E se Michelle, uma primeira-dama “única” com formação em duas universidades de elite americanas, recusa entrar na política, Germano Almeida lembra que “em fases particularmente difíceis para a popularidade do presidente – a meio do primeiro mandato, com a crise de não haver acordo para o teto da dívida, por exemplo – a presença de Michelle em talk-shows televisivos, sempre num estilo ‘cool’ e consensual, despertava simpatia e ajudava a reduzir o nível de crítica de alguns sectores contra Barack Obama”.

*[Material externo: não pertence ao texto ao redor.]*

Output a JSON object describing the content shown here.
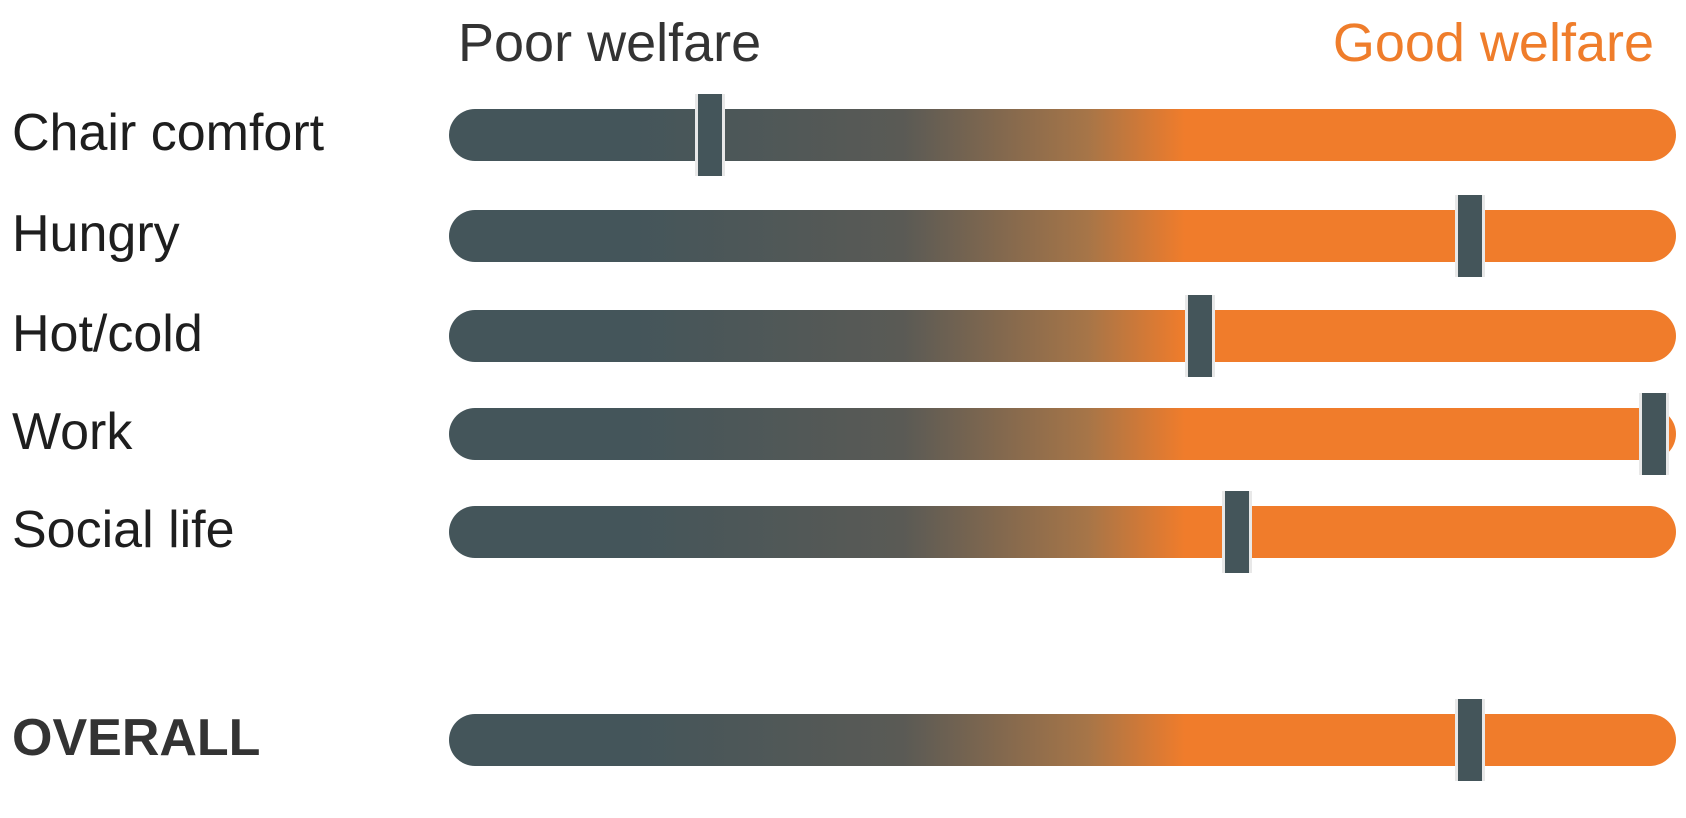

Pode não parecer muito, mas certo é que Michelle tem uma aprovação quase independente da do marido – enquanto nos casos de Laura Bush ou Hillary Clinton, que alcançou um dos seus picos de popularidade durante o escândalo da traição do presidente com Monica Lewinsky, a aprovação do público das primeiras-damas dependia em grande parte da popularidade dos respetivos maridos. “O presidente Obama costuma lançar uma piada, quando fala da mulher, que tem sido uma grande verdade: ‘Há neste casal um membro com uma taxa de popularidade incrível e dou-vos uma pista: não sou eu’”, salienta Germano Almeida.

Acredita que Michelle compreende os seus problemas?

Germano Almeida concede que “o fenómeno acaba por ser compreensível: Barack Obama ocupa um cargo político de grande desgaste, Michelle não é política nem quer ser”. O que não quer dizer que não reúna simpatia (que já foi dos 43% de 2008 aos 79% em poucos meses) em sectores sociais muito diferentes: segundo uma pesquisa do Pew Research Center, em 2014, a popularidade de Michelle junto das mulheres negras rondava os 96% e caía para 66% junto das mulheres brancas. Mais significativa ainda era a resposta à pergunta “acredita que Michelle Obama compreende os seus problemas?”: enquanto mulheres brancas e negras e homens negros acreditavam que sim em larguíssimas maiorias, apenas 44% dos homens brancos responderam afirmativamente.

Mesmo com estas divisões, o discurso de Michelle nesta convenção democrata foi aplaudido por democratas e conservadores e admirado como um dos seus momentos mais poderosos enquanto primeira-dama. “A campanha de Clinton está radiante com o forte apoio de Michelle, que tem seguidores extremamente leais, especialmente entre os afro-americanos e as mulheres. Michelle cria facilmente ligação com o público e tem uma história forte para contar”, salienta o seu biógrafo.

A alegria na campanha de Clinton não é de espantar: estamos a falar de uma primeira-dama “jovem, descontraída e com presença mediática poderosa”, assegura Germano Almeida – o último vídeo no programa de James Corden, em que cantarolou músicas de Beyoncé e Missy Elliot dentro do carro, chegou aos 30 milhões de visualizações em apenas sete dias.

Afinal, Michelle pode não querer nada com a política – mas parece certo que continuará a contar com um amplo grupo de seguidores, mesmo fora da Casa Branca.